Beberapa waktu lalu, salah satu pesepakbola terbaik yang pernah dimiliki Uruguay dan Amerika Latin, Diego Forlan, memutuskan pensiun dari dunia sepakbola. Kepastian gantung sepatu pria berusia 40 tahun ini diumumkan secara resmi melalui akun Twitter pribadinya.
“Setelah 21 tahun, saya membuat keputusan untuk mengakhiri karier saya sebagai seorang pesepakbola profesional. Panggung yang indah ditutup dengan kenangan dan emosi yang luar biasa, tetapi tantangan baru akan dimulai. Terima kasih untuk semua yang telah menemani saya sepanjang karier saya,” tutur Forlan.

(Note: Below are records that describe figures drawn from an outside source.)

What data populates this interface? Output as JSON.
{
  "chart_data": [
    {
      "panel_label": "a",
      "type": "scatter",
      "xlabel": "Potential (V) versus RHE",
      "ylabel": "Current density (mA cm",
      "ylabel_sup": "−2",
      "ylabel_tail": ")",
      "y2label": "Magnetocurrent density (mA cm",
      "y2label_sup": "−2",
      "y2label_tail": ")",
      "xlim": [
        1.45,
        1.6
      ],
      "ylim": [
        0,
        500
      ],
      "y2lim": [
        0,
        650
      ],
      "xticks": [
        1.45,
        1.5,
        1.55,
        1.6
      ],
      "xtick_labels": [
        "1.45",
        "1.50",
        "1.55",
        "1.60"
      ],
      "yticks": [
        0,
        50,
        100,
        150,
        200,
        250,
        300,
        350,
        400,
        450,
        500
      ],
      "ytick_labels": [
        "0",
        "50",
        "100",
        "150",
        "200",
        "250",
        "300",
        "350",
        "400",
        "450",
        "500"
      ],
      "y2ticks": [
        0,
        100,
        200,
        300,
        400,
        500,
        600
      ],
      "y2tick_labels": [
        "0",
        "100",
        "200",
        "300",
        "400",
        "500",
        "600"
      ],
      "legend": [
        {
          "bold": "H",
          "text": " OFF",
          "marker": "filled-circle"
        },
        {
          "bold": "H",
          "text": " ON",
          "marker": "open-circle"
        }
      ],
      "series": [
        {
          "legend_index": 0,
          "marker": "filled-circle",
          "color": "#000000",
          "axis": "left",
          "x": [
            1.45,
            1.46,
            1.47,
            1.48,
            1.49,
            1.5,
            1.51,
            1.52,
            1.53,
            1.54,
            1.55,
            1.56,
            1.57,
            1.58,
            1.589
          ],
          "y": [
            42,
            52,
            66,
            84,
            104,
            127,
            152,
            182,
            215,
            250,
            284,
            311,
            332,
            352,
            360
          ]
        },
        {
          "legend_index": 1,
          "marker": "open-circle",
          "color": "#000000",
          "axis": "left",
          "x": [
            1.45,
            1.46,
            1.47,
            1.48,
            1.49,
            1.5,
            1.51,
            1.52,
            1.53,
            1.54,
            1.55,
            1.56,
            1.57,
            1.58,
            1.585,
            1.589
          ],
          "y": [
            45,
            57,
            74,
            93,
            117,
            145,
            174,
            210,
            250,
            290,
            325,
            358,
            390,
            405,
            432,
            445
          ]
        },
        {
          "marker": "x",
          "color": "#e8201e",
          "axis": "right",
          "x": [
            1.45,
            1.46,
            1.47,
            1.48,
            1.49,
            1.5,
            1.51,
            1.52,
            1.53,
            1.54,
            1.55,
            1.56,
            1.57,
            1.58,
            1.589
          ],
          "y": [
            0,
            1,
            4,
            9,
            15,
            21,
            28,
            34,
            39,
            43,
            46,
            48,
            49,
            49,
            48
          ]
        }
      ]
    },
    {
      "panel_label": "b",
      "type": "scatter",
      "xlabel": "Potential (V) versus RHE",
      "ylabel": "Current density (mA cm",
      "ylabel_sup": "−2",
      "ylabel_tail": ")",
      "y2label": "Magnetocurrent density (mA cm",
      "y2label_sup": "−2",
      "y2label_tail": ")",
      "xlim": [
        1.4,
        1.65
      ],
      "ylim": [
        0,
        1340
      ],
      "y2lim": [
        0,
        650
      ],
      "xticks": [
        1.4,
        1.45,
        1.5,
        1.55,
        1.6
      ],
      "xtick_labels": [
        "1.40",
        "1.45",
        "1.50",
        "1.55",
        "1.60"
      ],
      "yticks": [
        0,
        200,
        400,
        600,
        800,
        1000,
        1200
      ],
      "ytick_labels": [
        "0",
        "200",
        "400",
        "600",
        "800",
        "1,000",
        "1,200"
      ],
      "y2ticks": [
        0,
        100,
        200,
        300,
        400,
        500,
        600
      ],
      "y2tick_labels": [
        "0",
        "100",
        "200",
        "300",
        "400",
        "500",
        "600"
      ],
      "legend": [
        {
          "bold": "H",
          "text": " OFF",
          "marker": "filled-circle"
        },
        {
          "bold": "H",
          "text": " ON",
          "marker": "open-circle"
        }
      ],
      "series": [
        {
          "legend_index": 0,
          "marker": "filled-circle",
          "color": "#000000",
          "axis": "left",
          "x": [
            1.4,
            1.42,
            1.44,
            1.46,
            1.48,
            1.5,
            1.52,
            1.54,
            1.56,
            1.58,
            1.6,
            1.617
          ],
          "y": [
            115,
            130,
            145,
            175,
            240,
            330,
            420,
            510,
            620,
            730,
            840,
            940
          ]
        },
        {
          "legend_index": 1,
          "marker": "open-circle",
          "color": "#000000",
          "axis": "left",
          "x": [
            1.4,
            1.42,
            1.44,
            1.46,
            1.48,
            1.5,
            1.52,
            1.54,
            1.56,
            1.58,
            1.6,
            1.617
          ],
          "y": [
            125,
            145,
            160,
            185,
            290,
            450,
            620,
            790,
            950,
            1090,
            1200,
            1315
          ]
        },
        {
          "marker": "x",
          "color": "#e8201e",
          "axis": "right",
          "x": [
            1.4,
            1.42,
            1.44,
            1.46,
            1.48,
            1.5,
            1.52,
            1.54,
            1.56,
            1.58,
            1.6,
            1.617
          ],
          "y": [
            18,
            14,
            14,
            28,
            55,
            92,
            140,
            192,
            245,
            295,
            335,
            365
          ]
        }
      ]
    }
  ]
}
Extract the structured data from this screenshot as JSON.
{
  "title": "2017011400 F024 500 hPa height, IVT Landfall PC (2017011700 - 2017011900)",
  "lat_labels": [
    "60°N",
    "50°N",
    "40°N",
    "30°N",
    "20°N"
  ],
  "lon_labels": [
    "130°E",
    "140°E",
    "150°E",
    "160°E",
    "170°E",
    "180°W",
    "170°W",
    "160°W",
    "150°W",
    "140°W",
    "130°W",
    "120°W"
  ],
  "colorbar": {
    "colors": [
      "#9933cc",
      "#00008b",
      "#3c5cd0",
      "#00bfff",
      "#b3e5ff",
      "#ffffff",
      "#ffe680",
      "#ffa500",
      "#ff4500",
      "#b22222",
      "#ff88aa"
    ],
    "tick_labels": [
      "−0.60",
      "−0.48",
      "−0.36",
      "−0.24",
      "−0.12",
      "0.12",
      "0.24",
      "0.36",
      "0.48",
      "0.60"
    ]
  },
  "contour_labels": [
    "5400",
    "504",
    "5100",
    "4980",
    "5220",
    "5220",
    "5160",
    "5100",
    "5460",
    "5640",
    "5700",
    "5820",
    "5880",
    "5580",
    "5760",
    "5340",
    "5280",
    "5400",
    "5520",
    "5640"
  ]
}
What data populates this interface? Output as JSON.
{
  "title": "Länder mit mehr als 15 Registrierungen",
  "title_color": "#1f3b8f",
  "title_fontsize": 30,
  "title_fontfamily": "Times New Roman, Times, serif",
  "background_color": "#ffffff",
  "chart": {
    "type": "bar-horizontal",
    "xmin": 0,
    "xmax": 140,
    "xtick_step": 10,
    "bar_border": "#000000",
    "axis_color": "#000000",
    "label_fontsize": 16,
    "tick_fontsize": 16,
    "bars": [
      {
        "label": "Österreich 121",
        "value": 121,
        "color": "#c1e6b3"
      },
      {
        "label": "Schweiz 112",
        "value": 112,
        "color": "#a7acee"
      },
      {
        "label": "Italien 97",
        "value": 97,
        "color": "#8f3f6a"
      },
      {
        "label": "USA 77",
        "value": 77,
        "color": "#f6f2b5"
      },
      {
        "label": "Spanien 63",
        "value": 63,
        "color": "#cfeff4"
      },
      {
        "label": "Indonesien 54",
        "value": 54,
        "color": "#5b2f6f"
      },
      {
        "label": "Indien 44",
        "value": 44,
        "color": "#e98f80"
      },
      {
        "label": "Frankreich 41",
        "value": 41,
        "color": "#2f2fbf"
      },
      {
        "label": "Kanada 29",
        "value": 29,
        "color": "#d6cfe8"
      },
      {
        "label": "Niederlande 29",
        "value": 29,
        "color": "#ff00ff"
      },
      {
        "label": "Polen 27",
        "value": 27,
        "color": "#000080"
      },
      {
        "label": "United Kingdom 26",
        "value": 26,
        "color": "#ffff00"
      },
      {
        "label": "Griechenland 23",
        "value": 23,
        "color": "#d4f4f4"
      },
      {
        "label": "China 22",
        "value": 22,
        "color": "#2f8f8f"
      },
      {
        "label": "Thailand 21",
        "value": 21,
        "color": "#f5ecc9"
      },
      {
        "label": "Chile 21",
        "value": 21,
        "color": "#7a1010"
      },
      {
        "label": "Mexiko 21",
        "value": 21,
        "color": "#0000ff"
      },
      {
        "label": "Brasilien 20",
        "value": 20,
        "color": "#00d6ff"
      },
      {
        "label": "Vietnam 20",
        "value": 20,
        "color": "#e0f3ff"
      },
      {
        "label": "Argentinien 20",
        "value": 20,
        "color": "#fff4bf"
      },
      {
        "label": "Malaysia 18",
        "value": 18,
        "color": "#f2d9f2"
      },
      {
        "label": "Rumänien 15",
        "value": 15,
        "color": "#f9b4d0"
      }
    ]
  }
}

Butuh lebih dari setahun bagi Forlan untuk mengumumkan pengunduran dirinya dari dunia kulit bundar. Terakhir kali dirinya bermain bola terjadi pada 13 Mei 2018 saat klubnya, Kitchee, mengalahkan Yuen Long dengan skor 2-0. Saat itu, Forlan bermain selama 56 menit.
Sepanjang kariernya, Forlan telah memperkuat 10 kesebelasan berbeda yaitu Independiente, Manchester United, Villarreal, Atletico Madrid, Inter Milan, Internacional, Cerezo Osakan, Penarol, Mumbai City, dan yang terakhir Kitchee. Total ia membuat 274 gol dalam 698 pertandingan yang ia mainkan di semua kompetisi. Bersama timnas Uruguay, 36 gol ia cetak dari 112 pertandingan.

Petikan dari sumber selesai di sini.